Mo2TiC2Tx loaded core-shell structural MIL-88 derived iron-based cathode with in-situ Zn adulteration for high-performance aqueous zinc-ion batteries.

Abstract

New-type and high-quality cathodes are of immense importance for the development of aqueous zinc-ion batteries (AZIBs). Herein, a core-shell structural iron-based metal organic framework (MIL-88) derived cathode (ZnFe₂O₄/Fe₃O₄/C@NC/Mo₂TiC₂T_x) with admirable specific capacity, rate performance, and cycling stability has been firstly designed and prepared. The in-situ adulterated Zn and loaded Mo₂TiC₂T_x MXene could effectively modulate the electron distribution, facilitating the electron transfer from Fe and Zn to O atoms, which dramatically decrease the adsorption Gibbs energy for charge carriers and improve the electrical conductivity, leading to fast electrochemical kinetics.
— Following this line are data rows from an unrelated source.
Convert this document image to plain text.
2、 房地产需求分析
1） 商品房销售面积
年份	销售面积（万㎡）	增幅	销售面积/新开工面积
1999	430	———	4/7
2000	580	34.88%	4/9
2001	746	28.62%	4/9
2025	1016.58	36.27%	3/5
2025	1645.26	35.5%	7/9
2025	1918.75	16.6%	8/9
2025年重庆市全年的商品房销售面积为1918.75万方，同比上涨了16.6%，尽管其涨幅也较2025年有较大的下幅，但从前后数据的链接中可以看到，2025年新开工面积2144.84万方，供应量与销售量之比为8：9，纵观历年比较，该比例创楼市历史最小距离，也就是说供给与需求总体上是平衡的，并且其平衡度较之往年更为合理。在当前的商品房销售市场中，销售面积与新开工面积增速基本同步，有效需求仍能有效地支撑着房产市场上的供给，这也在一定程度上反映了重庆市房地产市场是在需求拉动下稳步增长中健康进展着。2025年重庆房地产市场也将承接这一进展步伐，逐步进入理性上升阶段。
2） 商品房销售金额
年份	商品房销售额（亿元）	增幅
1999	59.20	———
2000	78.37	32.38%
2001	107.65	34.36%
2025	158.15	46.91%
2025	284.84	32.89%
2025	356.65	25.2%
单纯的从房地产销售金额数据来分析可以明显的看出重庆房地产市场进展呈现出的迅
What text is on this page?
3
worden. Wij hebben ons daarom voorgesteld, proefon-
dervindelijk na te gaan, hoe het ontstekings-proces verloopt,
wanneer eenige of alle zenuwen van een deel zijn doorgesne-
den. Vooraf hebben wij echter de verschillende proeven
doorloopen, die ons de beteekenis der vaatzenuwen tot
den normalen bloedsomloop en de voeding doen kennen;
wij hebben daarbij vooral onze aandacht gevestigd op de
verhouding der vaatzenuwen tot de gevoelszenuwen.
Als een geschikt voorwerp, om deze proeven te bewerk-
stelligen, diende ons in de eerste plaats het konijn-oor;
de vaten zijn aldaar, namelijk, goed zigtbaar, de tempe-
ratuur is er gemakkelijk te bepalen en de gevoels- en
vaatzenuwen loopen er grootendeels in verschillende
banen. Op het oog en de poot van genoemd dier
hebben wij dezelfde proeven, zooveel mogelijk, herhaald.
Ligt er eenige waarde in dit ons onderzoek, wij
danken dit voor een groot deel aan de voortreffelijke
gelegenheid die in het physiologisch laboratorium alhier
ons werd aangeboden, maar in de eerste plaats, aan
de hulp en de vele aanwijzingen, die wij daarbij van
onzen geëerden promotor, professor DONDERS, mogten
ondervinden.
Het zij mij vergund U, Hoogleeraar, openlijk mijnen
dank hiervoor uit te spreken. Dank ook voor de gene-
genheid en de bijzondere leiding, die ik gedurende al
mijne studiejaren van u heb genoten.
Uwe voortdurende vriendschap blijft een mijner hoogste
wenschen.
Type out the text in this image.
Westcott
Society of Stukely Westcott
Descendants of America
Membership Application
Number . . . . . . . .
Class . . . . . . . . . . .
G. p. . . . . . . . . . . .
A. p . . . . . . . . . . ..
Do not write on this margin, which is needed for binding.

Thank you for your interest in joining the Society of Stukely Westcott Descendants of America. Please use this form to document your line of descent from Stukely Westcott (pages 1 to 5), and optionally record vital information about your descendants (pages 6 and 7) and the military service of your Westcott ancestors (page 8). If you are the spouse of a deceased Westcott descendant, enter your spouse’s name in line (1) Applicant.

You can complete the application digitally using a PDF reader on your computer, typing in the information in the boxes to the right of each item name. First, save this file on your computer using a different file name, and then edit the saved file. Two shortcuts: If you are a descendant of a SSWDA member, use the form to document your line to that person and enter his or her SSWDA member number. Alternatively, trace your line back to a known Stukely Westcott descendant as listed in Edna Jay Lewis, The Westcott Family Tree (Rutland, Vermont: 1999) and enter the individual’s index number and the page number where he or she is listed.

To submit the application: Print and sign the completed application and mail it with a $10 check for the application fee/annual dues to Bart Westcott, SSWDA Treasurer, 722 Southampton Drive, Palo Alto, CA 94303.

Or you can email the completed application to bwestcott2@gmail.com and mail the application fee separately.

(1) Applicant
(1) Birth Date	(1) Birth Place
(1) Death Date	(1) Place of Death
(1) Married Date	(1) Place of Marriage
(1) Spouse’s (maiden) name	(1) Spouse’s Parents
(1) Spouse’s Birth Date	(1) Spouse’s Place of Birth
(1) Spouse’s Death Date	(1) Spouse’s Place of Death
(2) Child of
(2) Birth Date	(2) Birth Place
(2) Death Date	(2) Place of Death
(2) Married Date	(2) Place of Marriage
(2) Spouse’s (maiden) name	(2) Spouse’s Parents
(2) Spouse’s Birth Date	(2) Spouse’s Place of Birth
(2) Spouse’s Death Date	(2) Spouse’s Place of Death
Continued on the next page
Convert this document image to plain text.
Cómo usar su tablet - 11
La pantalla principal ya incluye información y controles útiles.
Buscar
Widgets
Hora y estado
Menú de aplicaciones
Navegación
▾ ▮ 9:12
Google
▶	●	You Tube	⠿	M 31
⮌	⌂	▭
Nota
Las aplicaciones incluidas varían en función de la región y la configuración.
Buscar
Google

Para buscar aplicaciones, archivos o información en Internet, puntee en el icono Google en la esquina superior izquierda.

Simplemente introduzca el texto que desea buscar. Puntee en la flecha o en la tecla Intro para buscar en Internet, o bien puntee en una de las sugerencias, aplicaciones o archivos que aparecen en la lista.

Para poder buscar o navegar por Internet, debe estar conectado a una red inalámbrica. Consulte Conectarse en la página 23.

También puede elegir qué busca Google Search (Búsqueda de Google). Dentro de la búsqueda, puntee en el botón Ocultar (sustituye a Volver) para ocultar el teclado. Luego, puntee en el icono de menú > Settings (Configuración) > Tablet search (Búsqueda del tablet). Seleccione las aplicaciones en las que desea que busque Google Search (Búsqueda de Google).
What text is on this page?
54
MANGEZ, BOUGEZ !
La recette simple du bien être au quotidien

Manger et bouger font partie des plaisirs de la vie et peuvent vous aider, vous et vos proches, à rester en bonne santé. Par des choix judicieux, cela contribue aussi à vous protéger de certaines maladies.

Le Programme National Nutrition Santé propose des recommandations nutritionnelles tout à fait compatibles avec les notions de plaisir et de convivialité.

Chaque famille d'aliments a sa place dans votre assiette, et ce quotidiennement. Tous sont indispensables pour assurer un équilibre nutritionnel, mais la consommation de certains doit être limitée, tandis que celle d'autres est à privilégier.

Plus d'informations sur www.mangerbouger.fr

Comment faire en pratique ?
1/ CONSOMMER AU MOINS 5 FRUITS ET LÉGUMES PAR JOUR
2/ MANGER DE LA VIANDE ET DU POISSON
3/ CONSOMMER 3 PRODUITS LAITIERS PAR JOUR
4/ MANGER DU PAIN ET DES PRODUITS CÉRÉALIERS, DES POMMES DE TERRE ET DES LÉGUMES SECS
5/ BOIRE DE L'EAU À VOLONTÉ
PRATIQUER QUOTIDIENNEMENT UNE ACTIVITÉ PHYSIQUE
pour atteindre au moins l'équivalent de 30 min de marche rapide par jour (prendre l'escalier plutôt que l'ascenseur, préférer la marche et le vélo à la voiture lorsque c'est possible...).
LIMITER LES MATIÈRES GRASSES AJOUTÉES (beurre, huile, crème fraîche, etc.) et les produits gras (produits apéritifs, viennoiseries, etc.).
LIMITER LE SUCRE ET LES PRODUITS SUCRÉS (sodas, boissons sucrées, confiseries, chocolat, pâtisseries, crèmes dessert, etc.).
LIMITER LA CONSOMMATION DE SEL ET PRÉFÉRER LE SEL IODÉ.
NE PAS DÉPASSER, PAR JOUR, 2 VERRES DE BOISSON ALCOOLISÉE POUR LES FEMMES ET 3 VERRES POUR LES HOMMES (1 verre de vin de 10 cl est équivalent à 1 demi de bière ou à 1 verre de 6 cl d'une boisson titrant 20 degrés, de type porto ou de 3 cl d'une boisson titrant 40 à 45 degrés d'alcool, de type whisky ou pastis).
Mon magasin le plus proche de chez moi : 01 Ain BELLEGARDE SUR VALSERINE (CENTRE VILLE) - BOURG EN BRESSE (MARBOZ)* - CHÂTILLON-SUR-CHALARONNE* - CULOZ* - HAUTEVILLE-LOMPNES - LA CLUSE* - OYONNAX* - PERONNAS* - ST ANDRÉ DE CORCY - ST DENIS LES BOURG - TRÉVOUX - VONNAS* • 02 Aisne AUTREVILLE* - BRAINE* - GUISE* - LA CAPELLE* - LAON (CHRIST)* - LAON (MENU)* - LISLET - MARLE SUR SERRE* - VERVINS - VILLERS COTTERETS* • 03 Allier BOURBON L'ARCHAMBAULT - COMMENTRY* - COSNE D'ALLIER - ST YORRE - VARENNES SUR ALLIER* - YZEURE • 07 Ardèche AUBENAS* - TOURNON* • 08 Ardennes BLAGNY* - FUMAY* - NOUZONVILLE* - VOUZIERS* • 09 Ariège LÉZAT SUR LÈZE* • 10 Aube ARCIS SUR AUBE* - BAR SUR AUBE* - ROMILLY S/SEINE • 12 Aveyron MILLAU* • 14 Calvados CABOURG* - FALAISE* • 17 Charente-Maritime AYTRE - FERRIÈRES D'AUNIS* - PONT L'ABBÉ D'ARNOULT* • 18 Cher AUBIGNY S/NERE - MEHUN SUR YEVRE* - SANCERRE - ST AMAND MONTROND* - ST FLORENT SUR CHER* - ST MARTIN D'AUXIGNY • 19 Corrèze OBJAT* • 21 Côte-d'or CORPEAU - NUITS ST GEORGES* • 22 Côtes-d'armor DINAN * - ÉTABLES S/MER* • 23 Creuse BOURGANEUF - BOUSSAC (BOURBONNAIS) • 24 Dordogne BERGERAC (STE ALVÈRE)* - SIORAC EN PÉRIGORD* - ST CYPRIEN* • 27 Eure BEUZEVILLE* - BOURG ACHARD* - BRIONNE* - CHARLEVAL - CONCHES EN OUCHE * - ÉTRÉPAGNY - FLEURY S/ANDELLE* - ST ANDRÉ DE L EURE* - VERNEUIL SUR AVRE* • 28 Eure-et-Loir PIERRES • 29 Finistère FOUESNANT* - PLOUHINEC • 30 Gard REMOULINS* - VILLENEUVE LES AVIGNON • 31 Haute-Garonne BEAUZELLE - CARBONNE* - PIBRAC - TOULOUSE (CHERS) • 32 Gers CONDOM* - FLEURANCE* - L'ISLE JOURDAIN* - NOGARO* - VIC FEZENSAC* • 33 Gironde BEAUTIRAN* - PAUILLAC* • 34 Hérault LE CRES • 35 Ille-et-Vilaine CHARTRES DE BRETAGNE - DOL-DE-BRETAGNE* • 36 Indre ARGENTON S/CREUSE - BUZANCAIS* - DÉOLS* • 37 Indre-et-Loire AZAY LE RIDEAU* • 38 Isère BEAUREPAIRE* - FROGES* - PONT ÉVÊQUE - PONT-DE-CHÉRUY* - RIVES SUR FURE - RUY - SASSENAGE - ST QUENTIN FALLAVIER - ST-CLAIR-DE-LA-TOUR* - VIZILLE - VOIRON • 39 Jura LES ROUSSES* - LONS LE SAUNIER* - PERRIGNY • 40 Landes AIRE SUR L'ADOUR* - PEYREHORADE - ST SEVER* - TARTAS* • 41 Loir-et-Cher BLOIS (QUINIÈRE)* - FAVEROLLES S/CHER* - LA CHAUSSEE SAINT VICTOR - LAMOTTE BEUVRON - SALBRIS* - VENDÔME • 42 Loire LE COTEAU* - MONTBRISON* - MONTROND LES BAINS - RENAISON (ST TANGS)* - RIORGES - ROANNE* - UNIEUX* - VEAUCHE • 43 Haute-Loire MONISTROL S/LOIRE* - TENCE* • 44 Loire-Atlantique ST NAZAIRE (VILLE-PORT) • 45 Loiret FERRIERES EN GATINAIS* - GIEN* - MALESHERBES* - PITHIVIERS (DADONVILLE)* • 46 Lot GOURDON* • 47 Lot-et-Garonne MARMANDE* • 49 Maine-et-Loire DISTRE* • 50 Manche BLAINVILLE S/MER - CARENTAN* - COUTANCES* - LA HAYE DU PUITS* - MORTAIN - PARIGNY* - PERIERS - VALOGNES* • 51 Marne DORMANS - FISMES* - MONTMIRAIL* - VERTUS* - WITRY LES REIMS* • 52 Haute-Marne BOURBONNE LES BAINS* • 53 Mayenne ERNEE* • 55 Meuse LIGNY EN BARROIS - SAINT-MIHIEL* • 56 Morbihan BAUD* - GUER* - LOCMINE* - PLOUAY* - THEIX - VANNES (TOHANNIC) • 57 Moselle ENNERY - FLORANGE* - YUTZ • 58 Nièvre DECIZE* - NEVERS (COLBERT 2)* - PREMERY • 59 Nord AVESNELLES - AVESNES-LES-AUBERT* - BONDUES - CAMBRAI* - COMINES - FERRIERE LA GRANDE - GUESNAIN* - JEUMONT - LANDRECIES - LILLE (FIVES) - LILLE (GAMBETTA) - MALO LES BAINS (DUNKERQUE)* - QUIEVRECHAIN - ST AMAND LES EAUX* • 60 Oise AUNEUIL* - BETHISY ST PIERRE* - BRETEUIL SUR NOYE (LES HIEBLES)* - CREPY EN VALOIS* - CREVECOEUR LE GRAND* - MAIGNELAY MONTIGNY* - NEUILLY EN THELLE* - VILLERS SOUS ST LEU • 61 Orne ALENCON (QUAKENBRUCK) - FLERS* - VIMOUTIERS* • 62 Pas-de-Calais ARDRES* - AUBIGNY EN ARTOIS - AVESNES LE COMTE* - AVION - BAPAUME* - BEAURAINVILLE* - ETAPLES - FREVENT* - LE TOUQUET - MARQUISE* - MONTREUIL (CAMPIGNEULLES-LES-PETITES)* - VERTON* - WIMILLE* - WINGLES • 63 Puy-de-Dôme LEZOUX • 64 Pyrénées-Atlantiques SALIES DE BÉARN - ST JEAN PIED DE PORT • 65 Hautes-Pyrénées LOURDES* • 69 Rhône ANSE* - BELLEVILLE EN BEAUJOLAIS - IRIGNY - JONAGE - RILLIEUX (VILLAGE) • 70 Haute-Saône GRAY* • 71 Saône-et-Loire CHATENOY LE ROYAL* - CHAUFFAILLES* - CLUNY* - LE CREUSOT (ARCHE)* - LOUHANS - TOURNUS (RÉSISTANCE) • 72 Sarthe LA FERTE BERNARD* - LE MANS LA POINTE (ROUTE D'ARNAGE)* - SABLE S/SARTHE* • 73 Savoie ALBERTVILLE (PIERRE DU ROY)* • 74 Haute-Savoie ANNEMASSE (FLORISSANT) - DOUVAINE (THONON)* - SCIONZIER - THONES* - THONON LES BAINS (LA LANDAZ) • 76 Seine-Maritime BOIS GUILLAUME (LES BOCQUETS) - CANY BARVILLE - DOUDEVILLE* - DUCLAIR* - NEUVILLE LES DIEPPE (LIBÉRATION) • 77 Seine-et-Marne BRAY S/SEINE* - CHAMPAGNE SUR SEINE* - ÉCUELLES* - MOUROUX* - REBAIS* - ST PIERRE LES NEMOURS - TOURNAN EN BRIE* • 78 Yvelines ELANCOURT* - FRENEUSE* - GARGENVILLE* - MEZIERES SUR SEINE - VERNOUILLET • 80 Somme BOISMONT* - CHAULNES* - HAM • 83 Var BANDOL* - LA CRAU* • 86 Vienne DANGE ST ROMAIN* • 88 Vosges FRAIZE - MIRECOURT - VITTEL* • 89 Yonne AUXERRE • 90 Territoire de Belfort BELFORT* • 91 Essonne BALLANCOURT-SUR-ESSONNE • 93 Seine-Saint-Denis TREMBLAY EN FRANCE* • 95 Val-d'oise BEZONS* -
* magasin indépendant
Moreover, the structural and chemical stability of the composites could be greatly improved by integrating MIL-88 derived doped carbon, polydopamine derived N-doped carbon coating, and MXene substrate. In addition, the unique core-shell and two dimensional/three dimensional hierarchical structure could provide plentiful active sites and optimize the charge storage kinetics. The synthesized electrode exhibits more excellent specific capacity of 467.9 mAh·g^-1 than that of Fe₃O₄/C (143.5 mAh·g^-1), Fe₃O₄/C@NC (166.4 mAh·g^-1), and ZnFe₂O₄/Fe₃O₄/C@NC (225.6 mAh·g^-1), as well as eminent rate performance and cycling stability. Additionally, the improved electrochemical performance and charge storage mechanisms of the cathode are revealed by characterizations, theoretical calculations, and simulations. The high-quality cathode and its designed strategy proposed in this study would promote the development and commercialization of AZIBs.